Prioritizing Aviation Accessibility for All
Duckworth led several efforts in this legislation to make travel easier and more accessible for people with disabilities, including:
- Prioritizing Accountability and Accessibility for Aviation Consumers Act of 2023: requires the U.S. Department of Transportation (DOT) publish an annual report on how quickly, effectively and efficiently consumer complaints related to traveling with a disability are received, addressed and resolved by DOT.
- Mobility Aids On Board Improve Lives and Empower All (MOBILE) Act: requires DOT issue an advisory circular that provides guidance to airlines on publishing information related to powered wheelchairs, including the dimensions of aircraft cargo holds, and evaluate the frequency and types of mishandling of mobility aids and take actions towards making in-flight wheelchair seating available.
- Access and Dignity for All People who Travel (ADAPT) Act: requires DOT issue regulations regarding seating accommodations for passengers with disabilities that takes into account being seated next to their companion and requires the Secretary of Transportation establish an optional Known Service Animal Travel Pilot Program, providing service animal users the opportunity to participate in a streamlined pre-registration process.
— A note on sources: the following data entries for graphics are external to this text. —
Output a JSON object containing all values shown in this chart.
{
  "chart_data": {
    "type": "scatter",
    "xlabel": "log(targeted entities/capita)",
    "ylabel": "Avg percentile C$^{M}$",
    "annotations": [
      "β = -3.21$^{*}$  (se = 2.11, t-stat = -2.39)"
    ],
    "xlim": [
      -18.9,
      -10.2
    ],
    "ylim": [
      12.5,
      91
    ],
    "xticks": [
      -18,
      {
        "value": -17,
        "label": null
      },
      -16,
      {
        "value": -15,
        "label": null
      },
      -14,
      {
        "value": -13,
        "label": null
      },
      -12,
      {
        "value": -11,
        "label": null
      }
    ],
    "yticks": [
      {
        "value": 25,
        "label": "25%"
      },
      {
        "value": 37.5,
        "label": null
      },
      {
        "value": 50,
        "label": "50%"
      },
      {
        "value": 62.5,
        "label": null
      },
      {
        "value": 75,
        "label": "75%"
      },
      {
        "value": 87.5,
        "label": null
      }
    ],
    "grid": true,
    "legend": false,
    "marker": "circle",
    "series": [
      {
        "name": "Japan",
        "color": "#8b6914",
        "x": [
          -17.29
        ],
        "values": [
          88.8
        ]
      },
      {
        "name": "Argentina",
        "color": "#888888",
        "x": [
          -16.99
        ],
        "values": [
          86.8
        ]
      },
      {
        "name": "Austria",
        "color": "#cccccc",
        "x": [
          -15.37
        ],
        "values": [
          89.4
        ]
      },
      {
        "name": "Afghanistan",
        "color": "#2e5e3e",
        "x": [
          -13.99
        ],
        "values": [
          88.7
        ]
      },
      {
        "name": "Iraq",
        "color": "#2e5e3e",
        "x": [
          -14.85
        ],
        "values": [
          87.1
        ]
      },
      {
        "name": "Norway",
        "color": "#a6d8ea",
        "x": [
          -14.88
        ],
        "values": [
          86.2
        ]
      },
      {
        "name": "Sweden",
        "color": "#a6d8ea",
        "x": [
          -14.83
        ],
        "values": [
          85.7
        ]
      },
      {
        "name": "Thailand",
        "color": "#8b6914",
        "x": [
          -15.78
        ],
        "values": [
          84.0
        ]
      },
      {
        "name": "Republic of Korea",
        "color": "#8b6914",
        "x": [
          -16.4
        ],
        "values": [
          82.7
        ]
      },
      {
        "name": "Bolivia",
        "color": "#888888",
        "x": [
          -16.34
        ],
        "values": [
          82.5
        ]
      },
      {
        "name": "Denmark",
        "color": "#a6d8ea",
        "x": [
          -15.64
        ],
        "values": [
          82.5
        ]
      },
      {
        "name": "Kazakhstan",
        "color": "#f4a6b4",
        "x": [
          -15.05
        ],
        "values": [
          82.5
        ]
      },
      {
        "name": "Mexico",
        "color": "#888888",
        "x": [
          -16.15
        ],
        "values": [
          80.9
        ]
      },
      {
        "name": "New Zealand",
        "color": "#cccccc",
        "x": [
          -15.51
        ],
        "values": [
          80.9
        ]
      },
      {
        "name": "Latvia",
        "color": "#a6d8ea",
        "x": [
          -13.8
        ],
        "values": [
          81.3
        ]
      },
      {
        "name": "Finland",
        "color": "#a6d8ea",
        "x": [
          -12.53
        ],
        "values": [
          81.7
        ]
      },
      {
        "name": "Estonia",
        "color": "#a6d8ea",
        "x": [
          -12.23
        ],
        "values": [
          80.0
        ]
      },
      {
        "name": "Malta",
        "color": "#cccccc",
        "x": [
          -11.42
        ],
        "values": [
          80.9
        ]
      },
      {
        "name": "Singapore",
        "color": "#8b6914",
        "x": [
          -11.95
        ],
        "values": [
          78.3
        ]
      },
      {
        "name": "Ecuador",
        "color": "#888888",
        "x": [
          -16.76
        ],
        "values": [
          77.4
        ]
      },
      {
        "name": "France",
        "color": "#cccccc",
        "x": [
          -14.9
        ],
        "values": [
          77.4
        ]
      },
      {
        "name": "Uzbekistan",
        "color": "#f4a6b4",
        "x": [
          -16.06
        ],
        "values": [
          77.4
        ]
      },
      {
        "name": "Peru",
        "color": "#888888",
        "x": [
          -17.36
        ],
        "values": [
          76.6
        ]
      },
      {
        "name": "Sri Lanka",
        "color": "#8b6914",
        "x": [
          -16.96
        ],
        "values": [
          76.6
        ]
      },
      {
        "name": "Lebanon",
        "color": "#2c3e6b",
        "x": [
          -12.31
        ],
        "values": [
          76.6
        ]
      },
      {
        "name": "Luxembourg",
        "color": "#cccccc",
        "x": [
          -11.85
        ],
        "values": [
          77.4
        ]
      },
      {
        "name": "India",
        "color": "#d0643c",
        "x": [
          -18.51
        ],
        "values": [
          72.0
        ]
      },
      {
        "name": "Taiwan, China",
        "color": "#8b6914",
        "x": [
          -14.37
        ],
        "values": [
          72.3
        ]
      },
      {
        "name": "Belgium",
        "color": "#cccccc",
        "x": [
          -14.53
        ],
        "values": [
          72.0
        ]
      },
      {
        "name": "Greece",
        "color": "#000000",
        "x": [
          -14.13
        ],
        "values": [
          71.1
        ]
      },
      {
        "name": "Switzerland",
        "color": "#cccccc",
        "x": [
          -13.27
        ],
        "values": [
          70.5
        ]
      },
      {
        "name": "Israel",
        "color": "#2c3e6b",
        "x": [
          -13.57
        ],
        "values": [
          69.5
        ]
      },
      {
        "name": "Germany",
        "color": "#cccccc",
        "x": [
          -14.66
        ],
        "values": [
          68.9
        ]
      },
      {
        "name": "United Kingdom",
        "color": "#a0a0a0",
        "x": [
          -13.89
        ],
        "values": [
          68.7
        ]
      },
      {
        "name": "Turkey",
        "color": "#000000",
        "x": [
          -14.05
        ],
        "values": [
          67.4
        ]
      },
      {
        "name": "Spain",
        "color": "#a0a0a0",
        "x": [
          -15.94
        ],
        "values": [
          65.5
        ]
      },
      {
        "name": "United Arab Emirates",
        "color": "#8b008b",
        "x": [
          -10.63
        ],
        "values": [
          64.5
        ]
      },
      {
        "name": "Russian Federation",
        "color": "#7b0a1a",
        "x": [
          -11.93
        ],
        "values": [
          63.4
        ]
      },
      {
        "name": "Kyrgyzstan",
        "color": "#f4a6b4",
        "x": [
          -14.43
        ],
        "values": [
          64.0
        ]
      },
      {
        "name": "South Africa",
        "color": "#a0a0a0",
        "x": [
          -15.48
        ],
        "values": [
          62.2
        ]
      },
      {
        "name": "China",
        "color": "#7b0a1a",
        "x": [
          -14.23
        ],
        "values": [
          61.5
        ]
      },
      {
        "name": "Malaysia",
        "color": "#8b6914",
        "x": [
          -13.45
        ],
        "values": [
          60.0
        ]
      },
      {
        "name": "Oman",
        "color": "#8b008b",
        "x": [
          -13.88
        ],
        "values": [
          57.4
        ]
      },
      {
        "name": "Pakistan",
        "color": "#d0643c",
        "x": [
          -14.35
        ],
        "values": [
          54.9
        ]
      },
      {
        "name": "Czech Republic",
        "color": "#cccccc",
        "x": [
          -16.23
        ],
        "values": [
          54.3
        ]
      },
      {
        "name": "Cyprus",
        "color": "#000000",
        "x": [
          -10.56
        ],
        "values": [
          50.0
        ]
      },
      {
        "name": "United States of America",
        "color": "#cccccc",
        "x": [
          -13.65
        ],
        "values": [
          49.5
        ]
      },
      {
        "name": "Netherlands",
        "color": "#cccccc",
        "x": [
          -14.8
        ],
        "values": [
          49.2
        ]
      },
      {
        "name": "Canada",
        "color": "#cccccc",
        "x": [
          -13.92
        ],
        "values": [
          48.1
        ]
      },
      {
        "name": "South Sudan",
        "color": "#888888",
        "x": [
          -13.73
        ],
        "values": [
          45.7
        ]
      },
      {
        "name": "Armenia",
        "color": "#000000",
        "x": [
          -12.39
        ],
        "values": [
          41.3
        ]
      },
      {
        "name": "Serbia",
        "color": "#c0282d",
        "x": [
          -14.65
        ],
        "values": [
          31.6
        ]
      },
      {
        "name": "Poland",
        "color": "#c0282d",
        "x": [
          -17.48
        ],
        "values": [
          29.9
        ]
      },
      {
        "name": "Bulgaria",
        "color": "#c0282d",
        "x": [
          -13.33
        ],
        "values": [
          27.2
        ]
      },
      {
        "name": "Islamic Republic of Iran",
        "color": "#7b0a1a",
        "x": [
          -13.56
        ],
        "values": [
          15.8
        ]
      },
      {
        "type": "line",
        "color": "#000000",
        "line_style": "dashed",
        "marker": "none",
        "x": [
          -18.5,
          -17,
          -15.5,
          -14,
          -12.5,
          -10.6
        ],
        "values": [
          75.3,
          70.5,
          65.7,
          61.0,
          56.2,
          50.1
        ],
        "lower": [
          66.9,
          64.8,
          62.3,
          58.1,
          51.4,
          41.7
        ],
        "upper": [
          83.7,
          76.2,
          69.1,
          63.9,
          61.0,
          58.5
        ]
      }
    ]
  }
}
- Equal Accessibility to Passenger Portals (Equal APP) Act: requires DOT issue regulations to ensure that customer-facing websites, applications and information communication technologies (ICT) of airlines and airports are accessible. It would require the Secretary to conduct regular audits of such websites, applications and ICTs and allow the Secretary to hold non-compliant entities accountable by issuing civil penalties.
- Store On-board Wheelchairs in Cabin (STOWIC) Act: requires airlines provide information on the airline website—and anywhere people can make reservations— regarding the rights and responsibilities of both airlines and passengers as to the availability of on-board wheelchairs. It would also require annual staff training regarding assisting people with disabilities on the use of on-board wheelchairs and the right to request an on-board wheelchair. It would allow the Secretary to issue enhanced civil penalties if airlines fail to provide an on-board wheelchair.
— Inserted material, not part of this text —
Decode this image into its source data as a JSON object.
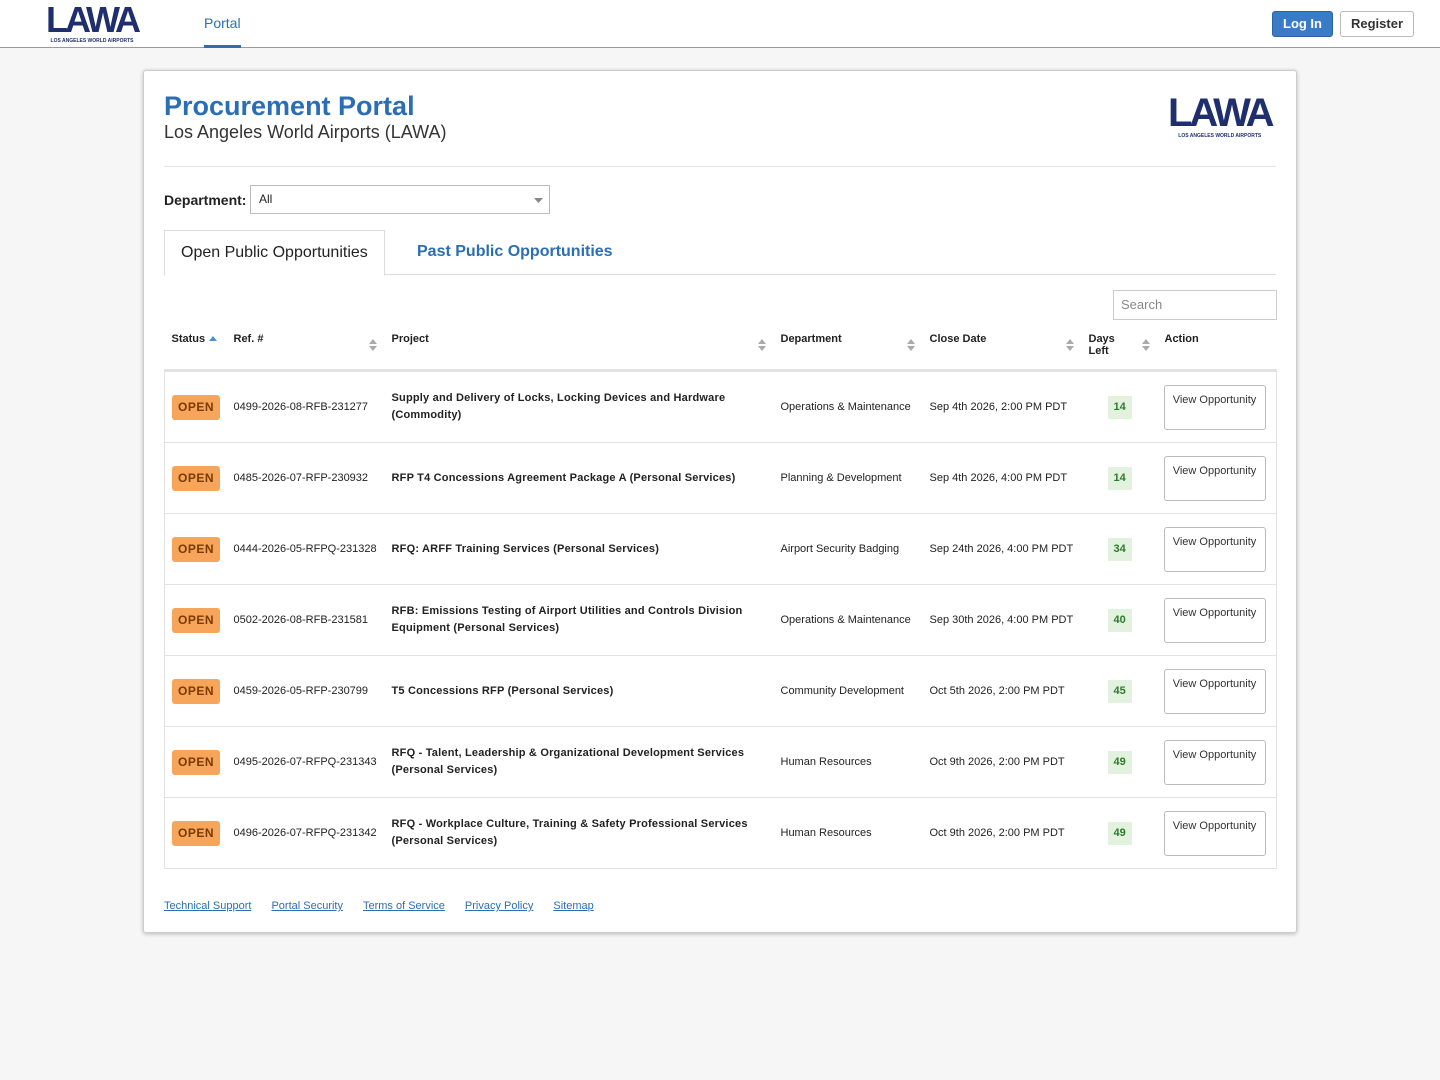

- Airport Accessibility Grants: authorizes a pilot grant program to help airports make their facilities more accessible. The program would be funded at $20 million per year from Airport Improvement Program (AIP) funds.
Safeguarding the 1,500-Hour Rule
In 2009, Colgan Air flight 3407 crashed outside of Buffalo, New York, killing all 50 people onboard. Following this tragedy, Congress passed the Airline Safety and Federal Aviation Administrative Extension Act, which required all flight crewmembers operating a commercial aircraft under Part 121 to hold an Air Transport Pilot (ATP) certificate and directed the FAA to update qualifications for such ATP certificates to include a minimum of 1,500 hours. The language gave FAA some flexibility in allowing exemptions for certain structured training programs provided they offer an equivalent level of safety. Despite strong efforts to roll back or weaken the 1,500-hour rule, Duckworth successfully defended the rule, thus helping ensure that pilots have high levels of training and are prepared in the case of life-threatening emergencies.